Load the MNIST digit recognition training dataset into R from Kaggle https://www.kaggle.com/c/digit-recognizer/data
Each image is 28 by 28 pixels for a total of \(d=784\) pixels. Each pixel value is an integer between 0 and 255. We make use of the training dataset only, called ‘train.csv’, which has 785 columns, the first column being the label of the image.
data <- read.csv("train.csv")
head(names(data))
## [1] "label" "pixel0" "pixel1" "pixel2" "pixel3" "pixel4"
We divide the dataset into training and test examples. Two thirds of the original data are retained for training (corresponding to \(28000\) observations), and the remaining third to check the model predictive accuracy (\(14000\) observations).
n = nrow(data)
train = 1:(2*n/3)
train.X = data[train,-1]
train.Y = data[train, 1]
test.X = data[-train,-1]
test.Y = data[-train, 1]
We reduce the dimensionality of the input space by keeping the principal components accounting for most of the variability in the data. An overview of PCA and its implementation can be found in the chapter UL: PRINCIPAL COMPONENT ANALYSIS.

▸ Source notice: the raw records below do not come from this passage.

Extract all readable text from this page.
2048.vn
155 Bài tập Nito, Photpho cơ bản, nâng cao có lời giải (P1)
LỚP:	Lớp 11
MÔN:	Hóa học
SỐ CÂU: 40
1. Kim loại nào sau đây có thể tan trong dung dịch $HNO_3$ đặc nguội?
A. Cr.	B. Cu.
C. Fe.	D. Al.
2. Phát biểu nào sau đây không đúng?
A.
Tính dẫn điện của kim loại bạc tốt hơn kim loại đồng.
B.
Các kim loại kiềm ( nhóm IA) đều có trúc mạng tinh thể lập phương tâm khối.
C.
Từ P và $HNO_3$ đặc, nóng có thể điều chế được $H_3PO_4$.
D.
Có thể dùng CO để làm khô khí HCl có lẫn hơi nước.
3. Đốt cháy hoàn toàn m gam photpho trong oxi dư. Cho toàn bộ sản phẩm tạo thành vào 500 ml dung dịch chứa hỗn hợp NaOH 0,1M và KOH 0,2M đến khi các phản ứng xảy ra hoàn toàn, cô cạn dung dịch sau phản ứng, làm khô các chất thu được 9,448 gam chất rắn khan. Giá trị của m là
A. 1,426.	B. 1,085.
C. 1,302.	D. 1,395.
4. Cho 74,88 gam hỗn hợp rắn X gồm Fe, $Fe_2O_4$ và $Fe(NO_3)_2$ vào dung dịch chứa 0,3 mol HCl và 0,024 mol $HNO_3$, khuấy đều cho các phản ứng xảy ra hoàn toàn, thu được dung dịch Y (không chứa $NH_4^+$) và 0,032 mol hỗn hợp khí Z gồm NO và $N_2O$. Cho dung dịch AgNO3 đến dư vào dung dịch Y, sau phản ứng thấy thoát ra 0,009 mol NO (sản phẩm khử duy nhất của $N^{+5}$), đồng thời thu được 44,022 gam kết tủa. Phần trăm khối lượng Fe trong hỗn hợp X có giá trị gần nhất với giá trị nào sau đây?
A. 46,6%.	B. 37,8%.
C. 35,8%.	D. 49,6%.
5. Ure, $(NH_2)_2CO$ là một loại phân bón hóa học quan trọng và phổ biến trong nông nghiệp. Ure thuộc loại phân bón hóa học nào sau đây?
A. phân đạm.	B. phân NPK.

pc.train = prcomp(train.X)
pc.train.X = pc.train$x
pc.var = pc.train$sdev^2
pve = pc.var/sum(pc.var)
cumsum(pve)[80]
## [1] 0.8910555
We observe that the first 80 components explain about 90% of the variance in the data. The principal components calculated on the training data are used to project the test data.

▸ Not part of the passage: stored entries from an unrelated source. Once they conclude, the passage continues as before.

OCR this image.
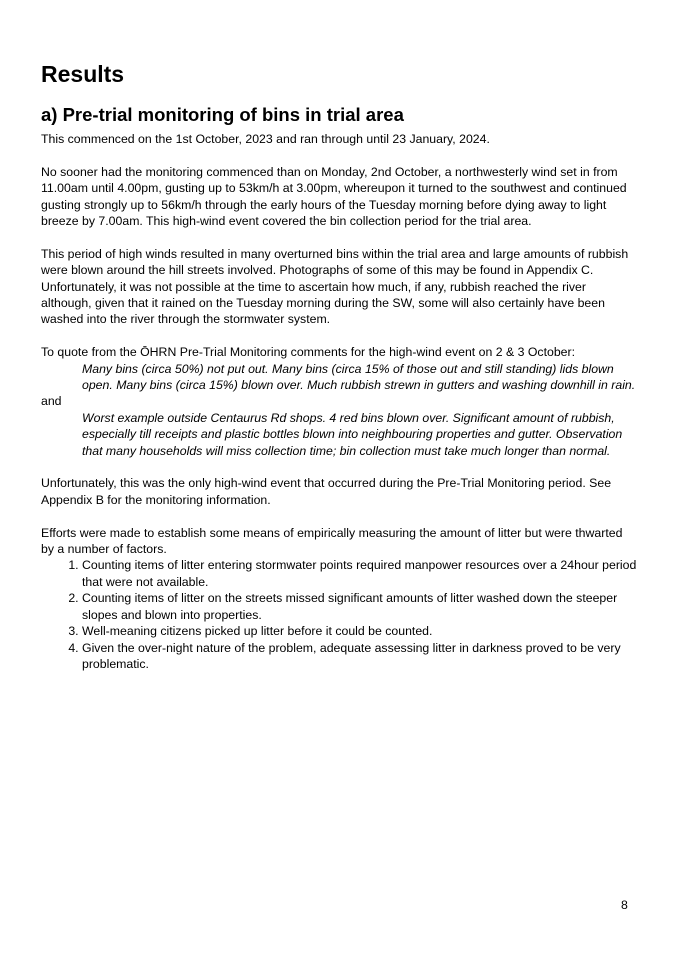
Results
a) Pre-trial monitoring of bins in trial area

This commenced on the 1st October, 2023 and ran through until 23 January, 2024.

No sooner had the monitoring commenced than on Monday, 2nd October, a northwesterly wind set in from 11.00am until 4.00pm, gusting up to 53km/h at 3.00pm, whereupon it turned to the southwest and continued gusting strongly up to 56km/h through the early hours of the Tuesday morning before dying away to light breeze by 7.00am. This high-wind event covered the bin collection period for the trial area.

This period of high winds resulted in many overturned bins within the trial area and large amounts of rubbish were blown around the hill streets involved. Photographs of some of this may be found in Appendix C. Unfortunately, it was not possible at the time to ascertain how much, if any, rubbish reached the river although, given that it rained on the Tuesday morning during the SW, some will also certainly have been washed into the river through the stormwater system.

To quote from the ŌHRN Pre-Trial Monitoring comments for the high-wind event on 2 & 3 October:

Many bins (circa 50%) not put out. Many bins (circa 15% of those out and still standing) lids blown open. Many bins (circa 15%) blown over. Much rubbish strewn in gutters and washing downhill in rain.

and

Worst example outside Centaurus Rd shops. 4 red bins blown over. Significant amount of rubbish, especially till receipts and plastic bottles blown into neighbouring properties and gutter. Observation that many households will miss collection time; bin collection must take much longer than normal.

Unfortunately, this was the only high-wind event that occurred during the Pre-Trial Monitoring period. See Appendix B for the monitoring information.

Efforts were made to establish some means of empirically measuring the amount of litter but were thwarted by a number of factors.

1. Counting items of litter entering stormwater points required manpower resources over a 24hour period that were not available.
2. Counting items of litter on the streets missed significant amounts of litter washed down the steeper slopes and blown into properties.
3. Well-meaning citizens picked up litter before it could be counted.
4. Given the over-night nature of the problem, adequate assessing litter in darkness proved to be very problematic.
8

pc.test.X = predict(pc.train, newdata = test.X)
With the pre-processed data pc.train.X and pc.test.X at hand, we test the logistic regression, LDA and QDA models on the first 80 principal components. For multivariate logistic regression, we use the function multinom from the package nnet. We use the argument "class" in predict to indicate that we are interested in the final classification result. If one is interested in the class conditional probabilities, we must put "probs".
train.data = data.frame(cbind(train.Y, pc.train.X[,1:80]))
library(nnet)
lr.fit = multinom(train.Y~., data = train.data)

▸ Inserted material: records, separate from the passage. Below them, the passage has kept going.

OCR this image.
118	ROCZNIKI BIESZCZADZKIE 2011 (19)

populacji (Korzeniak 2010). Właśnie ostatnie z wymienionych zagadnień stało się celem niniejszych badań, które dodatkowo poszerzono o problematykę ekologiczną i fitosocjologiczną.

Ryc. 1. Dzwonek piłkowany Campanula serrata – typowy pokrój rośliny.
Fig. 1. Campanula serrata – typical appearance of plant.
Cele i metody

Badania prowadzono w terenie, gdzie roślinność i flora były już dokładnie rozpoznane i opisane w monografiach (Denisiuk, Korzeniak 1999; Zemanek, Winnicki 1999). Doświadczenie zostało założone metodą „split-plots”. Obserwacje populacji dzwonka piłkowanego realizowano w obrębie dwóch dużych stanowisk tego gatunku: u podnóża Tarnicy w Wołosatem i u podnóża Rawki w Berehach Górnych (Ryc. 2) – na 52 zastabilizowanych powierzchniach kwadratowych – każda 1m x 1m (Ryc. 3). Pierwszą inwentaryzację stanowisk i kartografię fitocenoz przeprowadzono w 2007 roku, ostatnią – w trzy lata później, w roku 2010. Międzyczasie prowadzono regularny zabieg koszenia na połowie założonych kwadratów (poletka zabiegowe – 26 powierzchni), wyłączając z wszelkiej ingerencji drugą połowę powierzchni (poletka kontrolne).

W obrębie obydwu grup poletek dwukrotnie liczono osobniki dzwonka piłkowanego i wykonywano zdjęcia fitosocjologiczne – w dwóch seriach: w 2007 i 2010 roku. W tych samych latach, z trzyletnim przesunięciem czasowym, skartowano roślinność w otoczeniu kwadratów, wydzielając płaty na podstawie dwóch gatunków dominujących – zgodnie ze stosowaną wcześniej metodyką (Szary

## # weights: 820 (729 variable)
## initial value 64472.382604
## iter 10 value 12598.427421
## iter 20 value 11945.954268
## iter 30 value 11851.976385
## iter 40 value 11827.130885
## iter 50 value 11819.976844
## iter 60 value 11818.273682
## iter 70 value 11817.781694
## iter 80 value 11817.318624
## iter 90 value 11816.441876
## iter 100 value 11812.742751
## final value 11812.742751
## stopped after 100 iterations
lr.pred = predict(lr.fit, newdata = data.frame(pc.test.X[,1:80]), "class")
table(lr.pred, test.Y)
## test.Y
## lr.pred 0 1 2 3 4 5 6 7 8 9
## 0 1052 0 9 2 4 20 11 1 3 8
## 1 1 1531 22 15 22 46 5 23 67 22
## 2 21 7 1166 47 6 11 15 19 20 3
## 3 11 8 21 1255 1 75 0 2 55 23
## 4 18 0 13 2 1198 20 12 20 15 84
## 5 210 9 8 47 1 1010 18 1 35 8
## 6 46 3 39 12 33 37 1294 1 17 3
## 7 27 2 30 20 5 14 0 1380 13 115
## 8 20 16 37 27 8 22 3 3 1118 10
## 9 5 1 8 15 38 19 0 27 26 1147
1-mean(lr.pred == test.Y)
## [1] 0.1320714
lda.fit = lda(train.Y~., data = train.data)
lda.pred = predict(lda.fit, newdata = data.frame(pc.test.X[,1:80]))
lda.class = lda.pred$class
table(lda.class, test.Y)
## test.Y
## lda.class 0 1 2 3 4 5 6 7 8 9
## 0 1322 0 10 3 3 22 18 7 6 10
## 1 0 1521 38 21 18 16 15 29 89 12
## 2 2 5 1104 50 9 3 11 12 8 3
## 3 5 2 34 1206 0 64 1 3 37 23
## 4 5 2 27 2 1163 23 19 27 12 84
## 5 38 10 14 54 6 1011 32 2 59 11
## 6 19 1 24 12 13 27 1252 0 13 2
## 7 3 3 22 28 2 11 0 1286 5 46
## 8 14 32 67 35 9 71 9 5 1104 9
## 9 3 1 13 31 93 26 1 106 36 1223
1-mean(lda.class == test.Y)
## [1] 0.1291429
qda.fit = qda(train.Y~., data = train.data)
qda.pred = predict(qda.fit, newdata = data.frame(pc.test.X[,1:80]))
qda.class = qda.pred$class
table(qda.class, test.Y)
## test.Y
## qda.class 0 1 2 3 4 5 6 7 8 9
## 0 1389 0 4 0 2 6 11 2 3 4
## 1 0 1520 0 1 1 0 1 0 3 0
## 2 6 20 1314 21 5 4 2 19 10 7
## 3 2 1 7 1370 0 19 1 2 16 14
## 4 0 4 1 3 1277 0 1 8 2 23
## 5 3 0 0 11 0 1221 28 1 5 4
## 6 1 1 2 0 2 3 1307 0 1 0
## 7 0 2 2 2 2 0 0 1399 2 22
## 8 10 29 23 31 7 19 7 15 1322 30
## 9 0 0 0 3 20 2 0 31 5 1319
1-mean(qda.class == test.Y)
## [1] 0.04014286
The QDA approach performs the best here, with an error rate around 4%.